The inpatient rehab unit is located across Rainbow Boulevard from the hospital campus in Kansas City. It’s in a building it shares with other businesses. Kaitlin arrived a few minutes before me and saw the gentleman first.

“He probably looked much different because he was up and dressed in street clothes with shoes on and was walking around and everything,” Kolessar said. “We see it a lot. It's a pretty unique setting and really fun.”

It is rare that you ask a physical therapist, ‘Do you wish you would have gone into something else?' Going into physical therapy was the best decision that I ever made for myself. And I've never, never thought anything different.

Mariah Kolessar, rehab manager

It takes a team

Kolessar oversees the unit. Her team works primarily with those affected by stroke and brain and spinal cord injuries, although the team deals with “other stuff” all the time. Trauma suffered in a car accident, a tumor removed …

One thing these patients have in common is they have to relearn how to do everyday tasks we take for granted.

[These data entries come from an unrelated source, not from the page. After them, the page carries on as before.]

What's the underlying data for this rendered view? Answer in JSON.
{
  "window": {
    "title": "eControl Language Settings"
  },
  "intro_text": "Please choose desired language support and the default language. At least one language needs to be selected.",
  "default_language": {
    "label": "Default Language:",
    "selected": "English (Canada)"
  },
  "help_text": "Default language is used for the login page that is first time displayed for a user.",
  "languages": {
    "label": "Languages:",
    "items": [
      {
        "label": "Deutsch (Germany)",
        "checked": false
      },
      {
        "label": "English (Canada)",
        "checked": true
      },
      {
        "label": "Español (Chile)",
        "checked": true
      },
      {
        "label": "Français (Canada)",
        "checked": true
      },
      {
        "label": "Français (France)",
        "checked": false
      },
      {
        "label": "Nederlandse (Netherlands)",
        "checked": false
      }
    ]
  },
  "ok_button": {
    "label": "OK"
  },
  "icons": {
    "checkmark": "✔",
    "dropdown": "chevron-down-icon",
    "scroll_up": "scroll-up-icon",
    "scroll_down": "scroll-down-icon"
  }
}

“The first time they let me get up and walk around, I was like, this is climbing Mt. Everest here,” said Tom, coming back from an episode at home that landed him in intensive care days before. His physical therapist, Jade Byerly, had made him feel comfortable enough to take the initial steps in his recovery.

Therapist Amanda Britton-Carpenter had her patient, Jim, throwing darts. He got closer and closer to the bullseye just days after bleeding on the brain.

And Mike, himself a surgical technician years ago who worked for a manufacturer for 30 years, told me he’d lost confidence in his ability to get better after 30 back surgeries. His therapist wouldn’t let him quit.

Unlike acute therapy that takes place while a patient is receiving a main treatment – so they don’t lose function – these patients work exclusively on rehab to recapture function of their arms, legs, eyes and, yes, confidence.

Developing a bond

Kolessar believes the nature of therapy, being with a patient for a few hours at a time several days a week, forms a bond someone often doesn’t get in a purely medical setting. The therapists might just love their patients more than the patients love them.

“It is rare that you ask a physical therapist, ‘Do you wish you would have gone into something else?’ Going into physical therapy was the best decision that I ever made for myself. And I've never, never thought anything different.”

Incidentally, another good thing about having Kaitlin along: She’ll tell me things about our people they won’t bring up themselves. It seems Kolessar got fooled into attending what was supposed to be a staff gathering one day, what her vice president, Rick Couldry, PharmD, vice president of health professions, calls his “fireside chats.” A total ruse.

He and Julie Ginter, director of rehab who recruited Kolessar to The University of Kansas Health System years ago, presented her with a “Leader of the Year” award.

“Oh my gosh, I was so shocked,” Kolessar said. “I live and breathe inpatient rehab. And so that's part of what makes my job easy. I have an exceptional team.”